The heaviness of the bond market was largely confirmed in the light of stronger-than-expected retail sales figures for industrial activity in the United States.
The rise in yields did not spare Euro-denominated Treasuries, despite much more mediocre figures, the reason being that the ECB will act, come what may, after the FED.

However, the scenario of a rapid rate cut by the FED (at the end of March) is receding: the consensus, which was over 77% before the weekend, was down to 63% according to the FedWatch barometer on Tuesday evening.
It should fall below 50 with the series of "stats" published at 2.30 p.m.

The yield on T-Bonds clearly sets the tone: the 10-year has risen by +3.4pts to 4.1010 (it's been worse, reaching 4.13%), the 2-year by +14pts to 4.3600% (it's getting worse as the hours go by this Wednesday)... bringing it back to its December 21-28 levels.

US retail sales continued to grow solidly in December: the Commerce Department reported a 0.6% increase last month, whereas economists were only expecting a 0.4% rise.

And year-on-year, the increase at the end of December was 5.6%, well above the 5.1% estimated.

In detail, retail sales were buoyed by purchases of automobiles (+1.1%), clothing and accessories (+1.5%), but also by those made in department stores (+3%) over the Christmas period.

Excluding automobiles and fuels, retail sales rose by a further 0.7%, as in November.

Industrial production also came as a surprise: in total contradiction with the New York Fed's Empire State index published on Tuesday (which showed a sharp decline, and was even at its lowest level since May 2020), the Federal Reserve reported an unexpected +0.1% increase, thanks to the resilience of consumer goods manufacturing.

In detail, production of consumer goods rose by 0.2%, while that of raw materials increased by 0.1%.

Production in the mining sector rose by 0.9%, while that of utilities fell by 1%.

The industrial capacity utilization rate stood at 78.6%, unchanged month-on-month.

In Europe, yields are tightening without much connection with the "figures of the day": our OATs are down +7.2pts to 2.8130%, Bunds +6.5pts to 2.280% and further south, it's even worse with +8pts on "Bonos" and Italian BTPs close the market with +10pts to 3.9110%.

But where the going gets really tough is on 'Gilts', whose yield explodes by +22Pts to 4.022%, as investors flee on discovering UK consumer prices (ONS figures) rebounding to +4% (this would be the result of some 'adjustments' to calculations on various inflation components... unless this restores the end-2023 figures to reality).

Annual inflation in the eurozone was also on the menu, and no nasty surprises: it stood at 2.9% in December 2023 according to Eurostat, compared with 2.4% in November (1 year earlier, it was 9.2%), the 0.5% rebound expected with 'base effects' becoming less favorable.

Despite reassuring inflation figures and much less glowing business activity than in the US, the probability of a rate cut in March is now estimated at just 29%, compared with 43% before the weekend: the ECB won't beat the FED to the punch, so we'll have to be more patient.

"It was inevitable.

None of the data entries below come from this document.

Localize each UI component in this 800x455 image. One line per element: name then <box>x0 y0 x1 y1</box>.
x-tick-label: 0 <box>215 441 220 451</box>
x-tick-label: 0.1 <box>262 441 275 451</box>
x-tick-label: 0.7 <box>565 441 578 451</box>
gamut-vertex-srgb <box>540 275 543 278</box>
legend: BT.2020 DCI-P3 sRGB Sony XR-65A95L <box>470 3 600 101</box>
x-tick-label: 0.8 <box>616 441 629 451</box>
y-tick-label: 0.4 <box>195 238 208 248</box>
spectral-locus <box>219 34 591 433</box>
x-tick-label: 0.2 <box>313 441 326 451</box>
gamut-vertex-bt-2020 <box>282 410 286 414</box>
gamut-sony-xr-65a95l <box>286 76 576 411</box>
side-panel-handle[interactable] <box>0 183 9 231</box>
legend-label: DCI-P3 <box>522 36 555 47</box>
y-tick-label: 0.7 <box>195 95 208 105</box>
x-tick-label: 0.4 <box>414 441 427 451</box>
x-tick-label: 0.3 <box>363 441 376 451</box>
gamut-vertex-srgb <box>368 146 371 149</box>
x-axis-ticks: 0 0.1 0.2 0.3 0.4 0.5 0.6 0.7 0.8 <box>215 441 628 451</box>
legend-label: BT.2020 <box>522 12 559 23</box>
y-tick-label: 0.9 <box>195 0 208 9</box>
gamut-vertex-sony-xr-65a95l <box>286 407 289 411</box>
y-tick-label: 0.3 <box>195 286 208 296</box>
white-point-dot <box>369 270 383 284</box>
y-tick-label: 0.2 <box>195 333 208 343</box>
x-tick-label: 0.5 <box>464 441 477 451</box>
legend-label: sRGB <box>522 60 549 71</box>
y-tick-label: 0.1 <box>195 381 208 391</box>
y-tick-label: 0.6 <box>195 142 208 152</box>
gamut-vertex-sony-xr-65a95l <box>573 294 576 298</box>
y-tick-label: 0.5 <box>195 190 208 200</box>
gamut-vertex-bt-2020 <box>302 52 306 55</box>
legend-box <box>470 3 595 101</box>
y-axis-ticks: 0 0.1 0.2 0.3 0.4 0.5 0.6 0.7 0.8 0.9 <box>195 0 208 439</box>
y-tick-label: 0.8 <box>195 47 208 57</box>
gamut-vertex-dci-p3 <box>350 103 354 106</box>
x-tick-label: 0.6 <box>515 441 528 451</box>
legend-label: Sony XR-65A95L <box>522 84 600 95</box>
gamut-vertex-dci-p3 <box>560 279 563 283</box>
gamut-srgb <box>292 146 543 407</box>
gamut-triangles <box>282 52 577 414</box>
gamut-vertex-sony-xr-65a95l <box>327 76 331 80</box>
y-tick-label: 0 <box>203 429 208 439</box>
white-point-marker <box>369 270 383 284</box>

The gap between market expectations regarding the extent of rate cuts in 2024 and the rhetoric of central bankers was growing day by day", explains Christopher Dembik, Investment Strategy Advisor at Pictet AM.

On the Old Continent, Christine Lagarde, President of the European Central Bank (ECB), spoke this Wednesday at the Davos economic forum... with no impact on our OAT/Bunds at the end of the day.